The Administration announced that much of the oil was eaten by bacteria. A report in Science disagrees with the government estimates:

“Oceanographers from the Woods Hole Oceanographic Institution (WHOI) in Massachusetts surveyed the gulf around the BP well from the research ship Endeavor from 19 to 28 June, a period of heavy flow. Led by oceanographer Richard Camilli, the team deployed an array of instruments on both a cable-lowered water sampler and an autonomous underwater vehicle. All told, the instrumentation made more than 57,000 separate chemical analyses of a plume southwest of the well.

“The first thing that the researchers noticed was that the plume wasn’t quite as massive as many news reports had made out. The plume surveyed by Endeavor was only 200 meters thick and about 2 kilometers wide. Although plenty of oil was flowing from the ruptured well, it didn’t look much like an underwater oil slick. The team’s camera picked up a yellowish fog half a kilometer from the well, and water samples farther from the well did not look or smell like oil. “The plume was not a river of Hershey’s syrup,” says marine geochemist Christopher Reddy of the WHOI group.

“The plume did, however, contain more than 50 micrograms per liter (about 0.05 parts per million) of a group of particularly toxic petroleum compounds that includes benzene, the team reports online today in Science.
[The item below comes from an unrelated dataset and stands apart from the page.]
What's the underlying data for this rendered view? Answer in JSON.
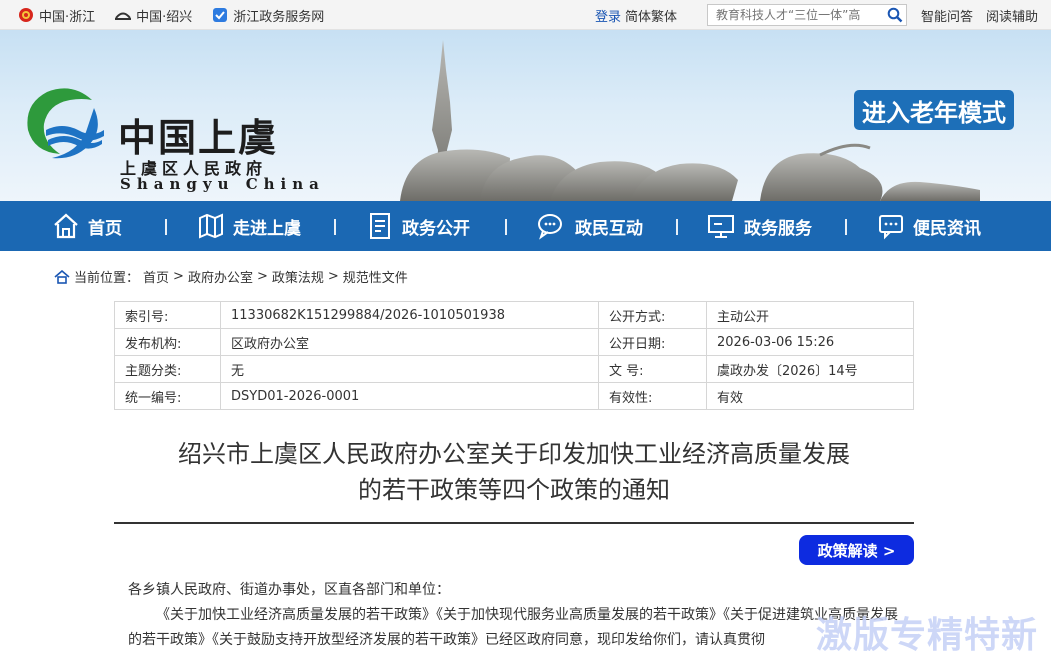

That amount of benzene-related petroleum compounds is roughly consistent with the 1 to 2 parts per million of total oil reported in plumes by some other researchers.

“On the microbe front, the WHOI team also found differences. A report released last week by a group of federal agencies led by the National Oceanic and Atmospheric Administration stated—without documentation—that early signs show the oil is “biodegrading quickly.” Not so in the southwest plume in late June, the WHOI researchers found. Their measurements of oxygen dissolved in seawater, which bacteria consume as they feed, showed that microbes had not appreciably degraded the oil during its first 5 days out of the well.”

The New York Times opines “So far, scientific information about the gulf has emerged largely from government reports and statements issued by scientists. Many additional research papers are in the works, and it could be months before a clear scientific picture emerges.

“The slow breakdown of deep oil that Dr. Camilli’s group found had a silver lining: it meant that the bacteria trying to eat the oil did not appear to have consumed an excessive amount of oxygen in the vicinity of the spill, alleviating concerns that the oxygen might have declined so much that it threatened sea life. On this point, Dr. Camilli’s research backs statements that the government has been making for weeks.”

More disagreement with government estimates comes from University of Georgia researchers. They claim that as much as 79% of the oil spilled from the Deepwater Horizon well could in fact remain at large in the Gulf of Mexico, where it still poses a threat to the marine ecosystem. The graphic below shows their oil budget.


Only time and more research will tell who’s estimate is closer to reality.

The Gulf oil spill is estimated at 4.9 million barrels (about 206 million gallons). Let’s put that in perspective.

“A 2003 research paper by Kvenvolden and Cooper in Geo-Marine Letters estimated that natural seeps dump 140,000 metric tons of crude oil into the Gulf of Mexico each year –over one million barrels of crude per year. In fact, the authors estimate that 47% of all the petroleum found in the sea is from natural seeps – the largest single source, ahead of airborne pollution, ground runoff and drilling/shipping accidents,” says the Energy Tribune.

The Woods Hole Oceanographic Institution says there is an oil spill every day at Coal Oil Point, the natural seeps off Santa Barbara, California, where 20-25 tons of oil (about 7,500 gallons) have leaked from the sea floor each day for the last several hundred thousand years (at least 800 billion gallons). The Woods Hole scientist say that some oil is degraded by microorganisms and some evaporates, but most of it winds up in the ocean sediments. Could a similar process have produced the Canadian tar sands?